Ohio State scout, Esco Sarkkinen, pointed to Hilkene's speed at the tackle position as one of the strengths of the 1947 Michigan team. Sarkkinen noted, "To show the speed of the tackles, Capt. Bruce Hilkene, who operates on the left side, is a converted end."

====Team leadership as captain====
Hilkene also played a key leadership role on the 1947 team. After the undefeated regular season concluded, the Long Beach Press-Telegram published a three-column profile of Hilkene under the headline, "Hilkene Unsung Hero of Michigan Eleven." The article noted:"Captain Bruce Hilkene doesn't consider himself a great tackle, nor does he pretend to be a forceful leader, yet he is the mucillage of the 1947 Michigan football team. Twice elected captain of the Wolverines, Hilkene kept the squad together throughout the season. His mild mannerisms off the field belied his inspirational actions which helped guide one of the greatest Michigan teams ..."He regularly called unscheduled team meetings on his own initiative to iron out any problems with the team. Teammate Pete Elliott later recalled a team meeting called by Hilkene after the team had a terrible practice. He said, "Our captain that year, Bruce Hilkene, announced that right after our meal, we were going to have a team meeting and straighten things out. Nobody said a word during the meal. We got to the meeting and everybody had long faces on. Hilkene said that if anyone had a problem, now was the time to let it out in the open." Star receiver Dick Rifenburg, stood up, looked at Hilkene and said with a straight face, "I don't think I'm getting enough publicity." According to Elliott, "Everybody just died laughing."

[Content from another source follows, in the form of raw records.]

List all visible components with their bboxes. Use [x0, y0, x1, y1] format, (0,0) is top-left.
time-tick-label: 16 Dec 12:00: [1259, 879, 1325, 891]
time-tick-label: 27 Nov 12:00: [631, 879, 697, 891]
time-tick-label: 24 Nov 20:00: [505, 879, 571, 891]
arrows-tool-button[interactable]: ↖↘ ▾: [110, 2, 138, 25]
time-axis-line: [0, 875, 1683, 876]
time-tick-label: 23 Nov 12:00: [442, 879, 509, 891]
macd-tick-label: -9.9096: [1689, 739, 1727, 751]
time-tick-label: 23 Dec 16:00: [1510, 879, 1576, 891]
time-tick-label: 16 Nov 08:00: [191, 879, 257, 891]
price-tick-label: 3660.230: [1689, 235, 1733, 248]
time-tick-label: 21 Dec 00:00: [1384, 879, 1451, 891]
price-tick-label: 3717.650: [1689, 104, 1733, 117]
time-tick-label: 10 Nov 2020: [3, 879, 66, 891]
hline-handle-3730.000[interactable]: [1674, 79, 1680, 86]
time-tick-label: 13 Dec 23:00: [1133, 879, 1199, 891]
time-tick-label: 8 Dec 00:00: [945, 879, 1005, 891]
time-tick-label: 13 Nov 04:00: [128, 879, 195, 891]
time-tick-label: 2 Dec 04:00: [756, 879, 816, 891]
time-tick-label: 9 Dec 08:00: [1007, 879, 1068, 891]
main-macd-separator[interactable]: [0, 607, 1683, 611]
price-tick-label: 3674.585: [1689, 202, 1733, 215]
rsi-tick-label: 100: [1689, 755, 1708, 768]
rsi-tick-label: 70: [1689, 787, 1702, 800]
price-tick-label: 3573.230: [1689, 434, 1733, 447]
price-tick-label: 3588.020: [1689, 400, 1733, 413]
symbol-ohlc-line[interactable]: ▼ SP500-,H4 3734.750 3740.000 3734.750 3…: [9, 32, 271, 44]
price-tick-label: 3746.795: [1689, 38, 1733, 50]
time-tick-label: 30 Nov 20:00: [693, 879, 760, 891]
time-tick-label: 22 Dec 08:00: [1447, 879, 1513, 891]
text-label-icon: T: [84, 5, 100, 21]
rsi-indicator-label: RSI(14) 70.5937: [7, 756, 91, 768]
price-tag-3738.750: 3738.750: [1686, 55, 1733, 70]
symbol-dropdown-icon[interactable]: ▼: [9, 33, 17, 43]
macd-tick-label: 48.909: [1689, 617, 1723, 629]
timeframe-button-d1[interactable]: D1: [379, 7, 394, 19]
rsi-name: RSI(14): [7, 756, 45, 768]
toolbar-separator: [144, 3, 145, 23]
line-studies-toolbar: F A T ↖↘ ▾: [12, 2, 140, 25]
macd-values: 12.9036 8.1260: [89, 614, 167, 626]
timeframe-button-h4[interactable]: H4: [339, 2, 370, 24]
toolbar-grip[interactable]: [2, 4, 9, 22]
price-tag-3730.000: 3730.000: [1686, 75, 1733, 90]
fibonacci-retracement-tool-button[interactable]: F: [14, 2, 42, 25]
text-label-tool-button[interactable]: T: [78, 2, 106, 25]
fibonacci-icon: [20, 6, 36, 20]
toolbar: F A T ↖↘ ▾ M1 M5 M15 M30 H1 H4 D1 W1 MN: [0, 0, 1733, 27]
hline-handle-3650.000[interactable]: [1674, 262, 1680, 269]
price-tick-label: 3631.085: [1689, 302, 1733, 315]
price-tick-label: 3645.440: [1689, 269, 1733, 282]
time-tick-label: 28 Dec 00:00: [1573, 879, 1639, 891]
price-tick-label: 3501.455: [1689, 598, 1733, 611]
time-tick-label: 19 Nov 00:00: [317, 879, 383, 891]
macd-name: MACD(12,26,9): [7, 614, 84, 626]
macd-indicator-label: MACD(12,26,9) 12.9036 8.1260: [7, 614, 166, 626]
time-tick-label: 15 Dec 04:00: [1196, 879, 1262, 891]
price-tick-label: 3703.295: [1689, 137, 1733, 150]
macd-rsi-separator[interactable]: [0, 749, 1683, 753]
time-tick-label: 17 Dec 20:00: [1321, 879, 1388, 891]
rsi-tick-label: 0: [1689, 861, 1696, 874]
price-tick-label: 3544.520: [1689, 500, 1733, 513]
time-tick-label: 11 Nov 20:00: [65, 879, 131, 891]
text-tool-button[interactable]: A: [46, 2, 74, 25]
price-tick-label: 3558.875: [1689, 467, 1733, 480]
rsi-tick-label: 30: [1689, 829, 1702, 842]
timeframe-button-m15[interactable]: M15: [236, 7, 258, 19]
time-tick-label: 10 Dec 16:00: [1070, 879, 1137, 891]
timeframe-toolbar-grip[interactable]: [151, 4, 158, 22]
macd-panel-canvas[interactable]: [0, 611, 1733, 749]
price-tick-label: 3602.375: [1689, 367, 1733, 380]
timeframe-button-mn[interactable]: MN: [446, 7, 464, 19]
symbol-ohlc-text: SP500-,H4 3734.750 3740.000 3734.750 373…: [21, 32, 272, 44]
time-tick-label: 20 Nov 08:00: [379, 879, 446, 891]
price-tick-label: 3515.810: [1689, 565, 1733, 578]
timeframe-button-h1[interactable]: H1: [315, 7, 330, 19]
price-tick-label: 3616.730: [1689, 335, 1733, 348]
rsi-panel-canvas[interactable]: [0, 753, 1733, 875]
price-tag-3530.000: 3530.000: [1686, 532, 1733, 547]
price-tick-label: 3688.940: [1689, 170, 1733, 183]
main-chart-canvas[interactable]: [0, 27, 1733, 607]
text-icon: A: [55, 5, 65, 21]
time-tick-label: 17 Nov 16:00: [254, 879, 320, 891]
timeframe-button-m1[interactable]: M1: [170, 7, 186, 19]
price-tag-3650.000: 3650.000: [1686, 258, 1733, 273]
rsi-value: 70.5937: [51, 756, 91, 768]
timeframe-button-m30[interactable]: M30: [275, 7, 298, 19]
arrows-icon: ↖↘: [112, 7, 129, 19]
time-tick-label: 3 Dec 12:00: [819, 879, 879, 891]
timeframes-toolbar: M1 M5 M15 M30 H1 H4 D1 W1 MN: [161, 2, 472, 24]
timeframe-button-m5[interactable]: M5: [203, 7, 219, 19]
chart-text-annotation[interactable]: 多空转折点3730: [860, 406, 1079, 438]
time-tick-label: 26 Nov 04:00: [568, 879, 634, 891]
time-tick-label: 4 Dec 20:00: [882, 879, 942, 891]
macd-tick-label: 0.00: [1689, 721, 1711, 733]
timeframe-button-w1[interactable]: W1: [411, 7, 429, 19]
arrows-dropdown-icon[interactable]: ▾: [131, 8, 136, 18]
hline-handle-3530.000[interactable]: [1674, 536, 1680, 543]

Fritz Crisler called Hilkene "one of the finest captains that we've ever had since I've been here." In June 1948, Hilkene was one of ten Michigan players selected to play in the annual game between the College All-Stars and the Chicago Cardinals.

==Later years==
Hilkene was the 283rd overall pick in the 1948 NFL draft, being selected by the Pittsburgh Steelers in the 30th round, but did not play professional football.

As of 1961, Hilkene was working as a labor relations executive with a Detroit automotive firm. Hilkene worked for many years as a General Motors Corp. executive.

His son, Mike Hilkene, played football (at the end position) for the Michigan Wolverines in the late 1960s.

In April 1990, Hilkene died of cancer at his home in La Quinta, California. In 1992, he was posthumously inducted into the University of Michigan Athletic Hall of Honor.

In 1997, his wife, Lee, and son Michael (one of Hilkene's three children) attended a 50-year reunion of the 1947 Michigan team. At the time, his wife noted, "Bruce felt that football taught him so much. In a way, it influenced the rest of his life. And it was the same way for the entire team."